En cuanto entraron en la habitación, Pedro pasó un brazo por su cintura.
—Llevo dos semanas esperando este momento.
—¿Por qué? ¿No había mujeres disponibles en Australia? —dijo Paula, medio en broma. Sabía que lo amaba, pero también sabía que no podía confiar en él y el monstruo de los celos la perseguía cuando no estaba a su lado.

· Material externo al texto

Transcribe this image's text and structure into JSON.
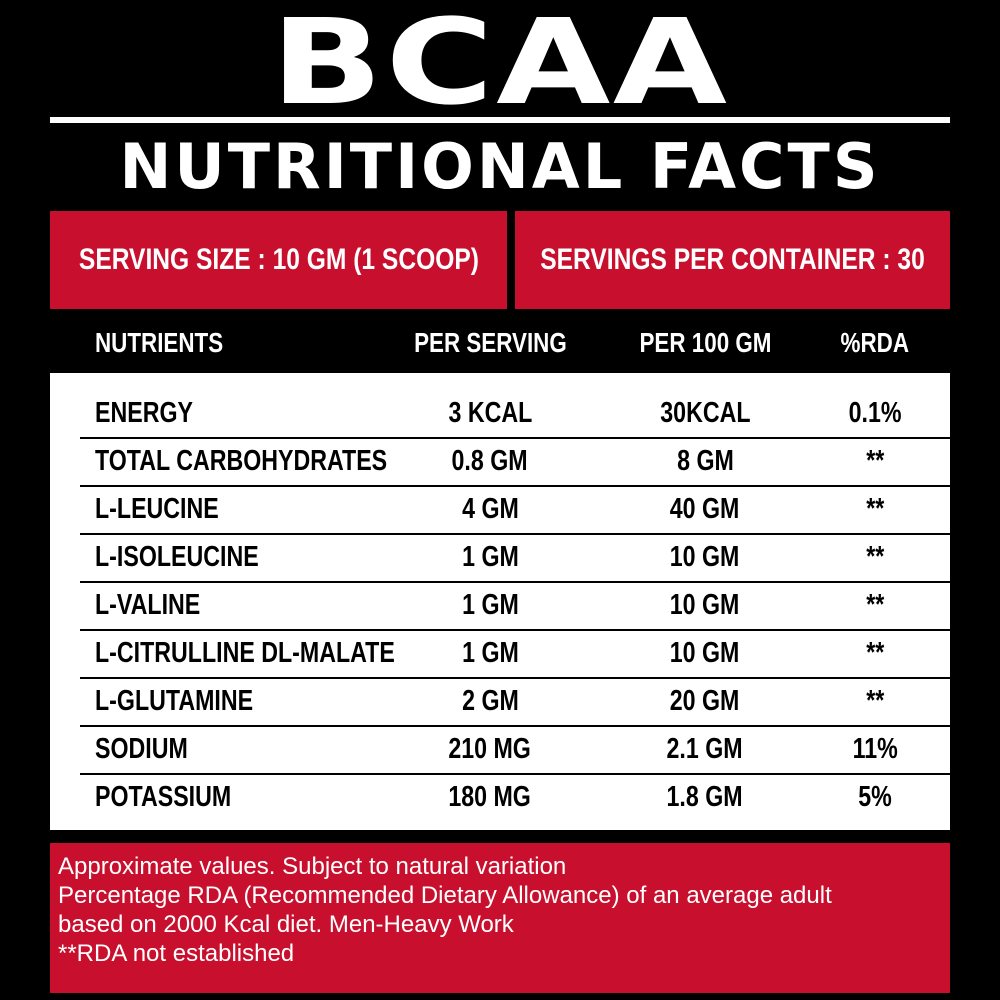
{
  "brand": "BCAA",
  "title": "NUTRITIONAL FACTS",
  "serving": {
    "size": "SERVING SIZE : 10 GM (1 SCOOP)",
    "per_container": "SERVINGS PER CONTAINER : 30"
  },
  "table": {
    "headers": [
      "NUTRIENTS",
      "PER SERVING",
      "PER 100 GM",
      "%RDA"
    ],
    "rows": [
      [
        "ENERGY",
        "3 KCAL",
        "30KCAL",
        "0.1%"
      ],
      [
        "TOTAL CARBOHYDRATES",
        "0.8 GM",
        "8 GM",
        "**"
      ],
      [
        "L-LEUCINE",
        "4 GM",
        "40 GM",
        "**"
      ],
      [
        "L-ISOLEUCINE",
        "1 GM",
        "10 GM",
        "**"
      ],
      [
        "L-VALINE",
        "1 GM",
        "10 GM",
        "**"
      ],
      [
        "L-CITRULLINE DL-MALATE",
        "1 GM",
        "10 GM",
        "**"
      ],
      [
        "L-GLUTAMINE",
        "2 GM",
        "20 GM",
        "**"
      ],
      [
        "SODIUM",
        "210 MG",
        "2.1 GM",
        "11%"
      ],
      [
        "POTASSIUM",
        "180 MG",
        "1.8 GM",
        "5%"
      ]
    ]
  },
  "footer": {
    "lines": [
      "Approximate values. Subject to natural variation",
      "Percentage RDA (Recommended Dietary Allowance) of an average adult",
      "based on 2000 Kcal diet. Men-Heavy Work",
      "**RDA not established"
    ]
  },
  "colors": {
    "background": "#000000",
    "accent_red": "#c8102e",
    "table_bg": "#ffffff",
    "text_light": "#ffffff",
    "text_dark": "#000000"
  }
}
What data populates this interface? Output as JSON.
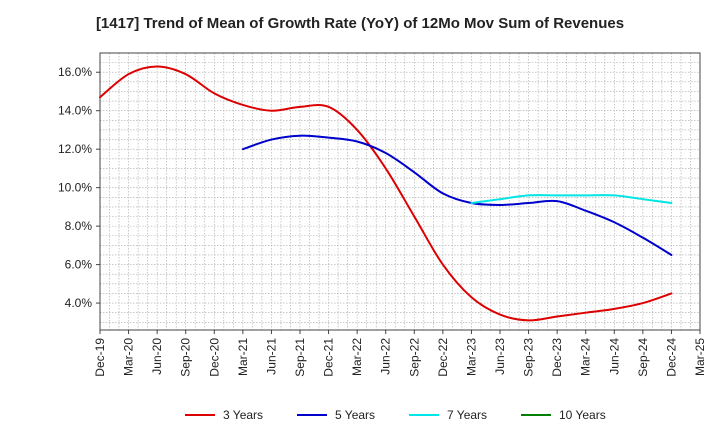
{
  "chart_data": {
    "type": "line",
    "title": "[1417]  Trend of Mean of Growth Rate (YoY) of 12Mo Mov Sum of Revenues",
    "xlabel": "",
    "ylabel": "",
    "x": [
      "Dec-19",
      "Mar-20",
      "Jun-20",
      "Sep-20",
      "Dec-20",
      "Mar-21",
      "Jun-21",
      "Sep-21",
      "Dec-21",
      "Mar-22",
      "Jun-22",
      "Sep-22",
      "Dec-22",
      "Mar-23",
      "Jun-23",
      "Sep-23",
      "Dec-23",
      "Mar-24",
      "Jun-24",
      "Sep-24",
      "Dec-24",
      "Mar-25"
    ],
    "x_tick_labels": [
      "Dec-19",
      "Mar-20",
      "Jun-20",
      "Sep-20",
      "Dec-20",
      "Mar-21",
      "Jun-21",
      "Sep-21",
      "Dec-21",
      "Mar-22",
      "Jun-22",
      "Sep-22",
      "Dec-22",
      "Mar-23",
      "Jun-23",
      "Sep-23",
      "Dec-23",
      "Mar-24",
      "Jun-24",
      "Sep-24",
      "Dec-24",
      "Mar-25"
    ],
    "y_ticks": [
      4.0,
      6.0,
      8.0,
      10.0,
      12.0,
      14.0,
      16.0
    ],
    "y_tick_labels": [
      "4.0%",
      "6.0%",
      "8.0%",
      "10.0%",
      "12.0%",
      "14.0%",
      "16.0%"
    ],
    "ylim": [
      2.6,
      17.0
    ],
    "grid": true,
    "legend_position": "bottom",
    "series": [
      {
        "name": "3 Years",
        "color": "#dd0000",
        "values": [
          14.7,
          15.9,
          16.3,
          15.9,
          14.9,
          14.3,
          14.0,
          14.2,
          14.2,
          13.0,
          11.0,
          8.5,
          6.0,
          4.3,
          3.4,
          3.1,
          3.3,
          3.5,
          3.7,
          4.0,
          4.5,
          null
        ]
      },
      {
        "name": "5 Years",
        "color": "#0000cc",
        "values": [
          null,
          null,
          null,
          null,
          null,
          12.0,
          12.5,
          12.7,
          12.6,
          12.4,
          11.8,
          10.8,
          9.7,
          9.2,
          9.1,
          9.2,
          9.3,
          8.8,
          8.2,
          7.4,
          6.5,
          null
        ]
      },
      {
        "name": "7 Years",
        "color": "#00e5e5",
        "values": [
          null,
          null,
          null,
          null,
          null,
          null,
          null,
          null,
          null,
          null,
          null,
          null,
          null,
          9.2,
          9.4,
          9.6,
          9.6,
          9.6,
          9.6,
          9.4,
          9.2,
          null
        ]
      },
      {
        "name": "10 Years",
        "color": "#008000",
        "values": [
          null,
          null,
          null,
          null,
          null,
          null,
          null,
          null,
          null,
          null,
          null,
          null,
          null,
          null,
          null,
          null,
          null,
          null,
          null,
          null,
          null,
          null
        ]
      }
    ]
  }
}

No era algo de lo que se sintiera orgullosa, pero…
—Muchas, pero ninguna se parecía a tí —respondió él, buscando sus labios.
De modo que no se había acostado con otra, pensó Paula mientras cerraba los ojos y levantaba los brazos para rodear sus poderosos hombros.
—Llevas demasiada ropa —murmuró Pedro, tirándola sobre la cama y desnudándola a toda prisa—. ¿Me has echado de menos?
—Sí —contestó ella, a pesar de sí misma.
Pedro había destruido su sueño al revelarle la razón por la que se había casado con ella y parecía contentarse con aquellos encuentros sexuales, como si eso fuera lo único importante en un matrimonio.
Furiosa consigo misma por amarlo, Paula lo tiró sobre la cama y se colocó a horcajadas sobre sus piernas, decidida a hacerle perder la cabeza.
—Estás muy ansiosa… quizá debería dejarte sola más a menudo —dijo él, burlón.
—Quizá deberías —asintió ella, envolviendo su miembro con la mano. Luego bajó la cabeza, su largo pelo rozando el torso masculino, para rozar la punta con la lengua.
Pedro dejó escapar un gemido de sorpresa y Paula siguió hasta que notó que estaba a punto de explotar. Entonces se detuvo.
Cuando levantó la cabeza, sus ojos eran dos pozos negros, su rostro tenso como nunca.